O PLANEJAMENTO AUTORITÁRIO ESTÁ DE VOLTA

Não é coincidência que Camões, séculos atrás, enxergava: “e vê do mundo todo os principais que nenhum no bem público imagina; vê neles que não têm amor mais que a si somente; amam somente mandos e riqueza, simulando justiça e integridade”. Os gastos “excessivos” com mídia no atual desgoverno maranhense ficam mais pungentes em vista do que falam e do que calam.


O velho estilo de governar a aplicação dos recursos públicos está de volta. Esse estilo se caracteriza pela decisão de uns poucos sobre muito. O planejamento autoritário e tecnocrático dos tempos da Ditadura Militar de 1964 desembarca no Maranhão novamente, como de praxe nos governos da oligarquia, sobretudo os de Roseana. Autoritário por que decidido de cima para baixo sem ouvir a população e ignorando seus anseios e demandas. Tecnocrático por que elaborado e acompanhado por um pequeno núcleo técnico “especializado”, como se a coisa pública fosse inacessível e complicada aos “leigos”. Atentar para as aspas.


Esse velho estilo se caracteriza pela importação de técnicos de vários lugares do país para exercerem funções que os maranhenses, na concepção da oligarquia, não têm condição de exercer, não tem preparo. Lembranças dos que se fizeram no Maranhão com essa prática, isto inclusive produziu aquela expressão arraigada na mentalidade da subelite local: só quem ganha dinheiro aqui é esse pessoal que vem de fora, os maranhenses são muito acomodados.

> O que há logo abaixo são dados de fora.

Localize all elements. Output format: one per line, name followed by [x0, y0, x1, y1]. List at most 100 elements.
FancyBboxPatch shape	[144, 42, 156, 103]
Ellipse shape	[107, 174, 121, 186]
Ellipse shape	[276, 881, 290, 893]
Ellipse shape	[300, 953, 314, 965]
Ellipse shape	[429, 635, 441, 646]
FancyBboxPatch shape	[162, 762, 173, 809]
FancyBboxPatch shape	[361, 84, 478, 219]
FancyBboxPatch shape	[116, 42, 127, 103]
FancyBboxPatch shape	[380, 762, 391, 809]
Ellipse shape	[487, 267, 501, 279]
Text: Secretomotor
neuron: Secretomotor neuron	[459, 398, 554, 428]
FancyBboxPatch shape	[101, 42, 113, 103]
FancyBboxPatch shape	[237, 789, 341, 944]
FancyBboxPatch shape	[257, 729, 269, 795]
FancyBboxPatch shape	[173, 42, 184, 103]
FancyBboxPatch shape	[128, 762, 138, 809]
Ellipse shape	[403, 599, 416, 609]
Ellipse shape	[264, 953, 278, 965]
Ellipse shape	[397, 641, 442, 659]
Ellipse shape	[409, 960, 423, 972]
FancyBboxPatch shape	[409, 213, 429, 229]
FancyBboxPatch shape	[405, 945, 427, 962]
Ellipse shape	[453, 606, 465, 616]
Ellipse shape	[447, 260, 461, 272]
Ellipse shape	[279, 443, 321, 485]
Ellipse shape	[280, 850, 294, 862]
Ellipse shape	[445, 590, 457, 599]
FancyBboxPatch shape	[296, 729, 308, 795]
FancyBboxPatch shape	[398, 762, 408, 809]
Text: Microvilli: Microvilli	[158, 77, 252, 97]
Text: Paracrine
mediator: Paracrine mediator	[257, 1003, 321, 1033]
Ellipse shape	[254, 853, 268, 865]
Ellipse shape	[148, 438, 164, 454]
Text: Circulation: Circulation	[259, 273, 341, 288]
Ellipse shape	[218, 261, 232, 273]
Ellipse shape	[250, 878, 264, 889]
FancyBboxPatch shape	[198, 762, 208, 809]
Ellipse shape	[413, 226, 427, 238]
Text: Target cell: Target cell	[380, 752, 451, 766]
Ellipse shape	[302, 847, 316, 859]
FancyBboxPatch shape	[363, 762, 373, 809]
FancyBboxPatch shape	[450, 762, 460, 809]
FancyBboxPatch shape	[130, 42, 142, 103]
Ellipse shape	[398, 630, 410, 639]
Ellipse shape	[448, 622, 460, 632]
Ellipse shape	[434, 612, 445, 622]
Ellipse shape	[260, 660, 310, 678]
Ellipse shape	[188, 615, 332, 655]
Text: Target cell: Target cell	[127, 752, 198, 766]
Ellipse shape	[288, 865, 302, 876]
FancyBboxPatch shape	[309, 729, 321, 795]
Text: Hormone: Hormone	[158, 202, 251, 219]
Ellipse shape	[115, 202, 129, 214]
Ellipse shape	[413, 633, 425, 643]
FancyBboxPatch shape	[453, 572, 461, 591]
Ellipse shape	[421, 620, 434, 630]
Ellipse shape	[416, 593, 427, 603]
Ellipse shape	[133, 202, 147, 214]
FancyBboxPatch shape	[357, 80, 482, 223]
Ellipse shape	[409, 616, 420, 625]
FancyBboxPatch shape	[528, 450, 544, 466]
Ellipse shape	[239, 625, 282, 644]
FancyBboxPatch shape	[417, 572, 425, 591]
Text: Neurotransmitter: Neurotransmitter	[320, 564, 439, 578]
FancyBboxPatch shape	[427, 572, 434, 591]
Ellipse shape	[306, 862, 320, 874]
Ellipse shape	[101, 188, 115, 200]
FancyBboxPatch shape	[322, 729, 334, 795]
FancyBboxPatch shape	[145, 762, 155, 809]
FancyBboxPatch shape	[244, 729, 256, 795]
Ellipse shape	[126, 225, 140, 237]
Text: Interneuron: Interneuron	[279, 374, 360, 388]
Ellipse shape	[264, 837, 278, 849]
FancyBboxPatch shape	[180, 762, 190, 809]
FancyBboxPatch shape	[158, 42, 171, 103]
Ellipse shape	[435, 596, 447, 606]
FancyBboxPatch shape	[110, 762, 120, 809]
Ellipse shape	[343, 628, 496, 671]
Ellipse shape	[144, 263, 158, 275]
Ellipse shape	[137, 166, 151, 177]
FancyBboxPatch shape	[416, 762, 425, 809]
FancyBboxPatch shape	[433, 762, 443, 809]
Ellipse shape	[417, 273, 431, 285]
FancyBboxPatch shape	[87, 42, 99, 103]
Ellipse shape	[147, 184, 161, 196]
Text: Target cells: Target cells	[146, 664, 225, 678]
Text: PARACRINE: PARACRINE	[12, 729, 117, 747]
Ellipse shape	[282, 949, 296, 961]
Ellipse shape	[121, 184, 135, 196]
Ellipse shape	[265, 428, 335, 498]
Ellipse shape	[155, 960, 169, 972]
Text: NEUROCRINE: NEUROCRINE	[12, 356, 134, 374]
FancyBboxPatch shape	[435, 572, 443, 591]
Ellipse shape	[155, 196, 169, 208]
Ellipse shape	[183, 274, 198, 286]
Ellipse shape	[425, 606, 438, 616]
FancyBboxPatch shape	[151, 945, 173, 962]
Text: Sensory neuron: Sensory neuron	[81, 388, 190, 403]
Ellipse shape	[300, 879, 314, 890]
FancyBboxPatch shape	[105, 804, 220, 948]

De tudo que já li sobre o Governo Jackson Lago, críticas de fora e de dentro, todas calaram sobre uma Revolução fundamental iniciada por ele. A primeira foi a utilização de quadros técnicos e políticos locais na condução governamental. Abriu-se oportunidade para uma nova geração de maranhenses exercer as funções públicos e o poder político, renovando os quadros defasados, oxigenando a máquina primária do governo.

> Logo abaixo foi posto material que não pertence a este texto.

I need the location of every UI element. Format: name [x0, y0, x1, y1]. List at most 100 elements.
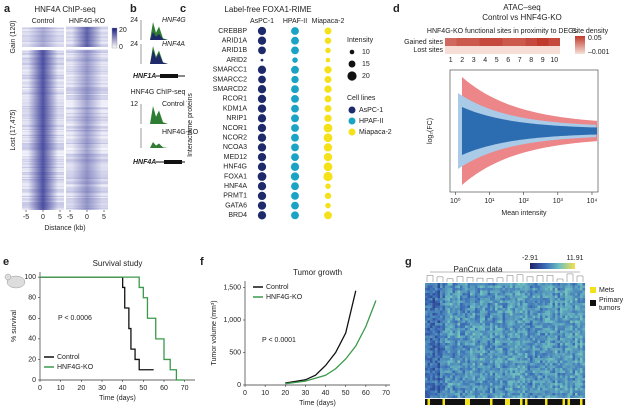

O grande diferencial dessa abertura geracional do Governo Jackson Lago foi que a maioria não pertencia a nenhuma das famílias tradicionais que há décadas se comportam como cracas nos navios, se produzindo e reproduzindo à custa da máquina estatal, basta lembrar que os restaurantes da capital lotaram no dia depois do golpe.


A segunda foi a implantação de forma intensa e tecnicamente consistente do planejamento participativo, democrático e popular. Nenhum dos planos lançados no Governo Jackson Lago, cuja execução estava ocorrendo, interrompidos por força do golpe judicial de 2009, foi elaborado sem ouvir e acatar as decisões da população, da sociedade nos Fóruns da Sociedade Civil, nas Oficinas de Planejamento Regional, nos Conselhos Estaduais de Políticas Públicas, nas Reuniões ampliadas nos Bairros, etc.


Certa visão crítica quis enxergar defeitos ou contradições neste planejamento, sem perceber a unidade da diversidade. A comunidade política que decidia no Governo foi significativamente ampliada com novos atores, além dos políticos e técnicos do governo: incluiu os principais interessados e destinatários das políticas, o povo.


Naquele momento pensávamos como Juscelino em relação a democracia. Imaginávamos que o planejamento democrático estava definitivamente consolidado no Maranhão, o que o lançamento de um plano equívoco pelo Governo Roseana comprovou que não.


O Plano dos 100 dias, o Plano Estratégico de Desenvolvimento, o Plano Popular de Desenvolvimento Regional, os Projetos Estruturantes de Desenvolvimento foram abandonados e deram lugar a um Plano de Desenvolvimento Estrutural-PDE que se diz equivalente ao Programa de Aceleração do Crescimento-PAC, certamente, tal como ele, a execução ficará para o próximo governo ou não chegará aos 40%.


O mais trágico, não cômico, é que seu lançamento será acompanhado de malabarismos estatísticos financeiros que pretendem demonstrar que tanto as despesas de pessoal como o endividamento público estão sob controle: qualquer curioso pode consultar as bases de dados da Secretaria do Tesouro Nacional e ver o que fizeram entre 1994 e 2001 nesta matéria, e assim intuir o que resultará dos empréstimos contratados com o BNDES.


É lamentável que numa das mais duradouras trajetórias democráticas da história brasileira, a população maranhense, aceite ou nem tome conhecimento de um plano que versa sobre seu desenvolvimento, sem nada lhe ter perguntado a respeito. Governar é planejar ao velho estilo.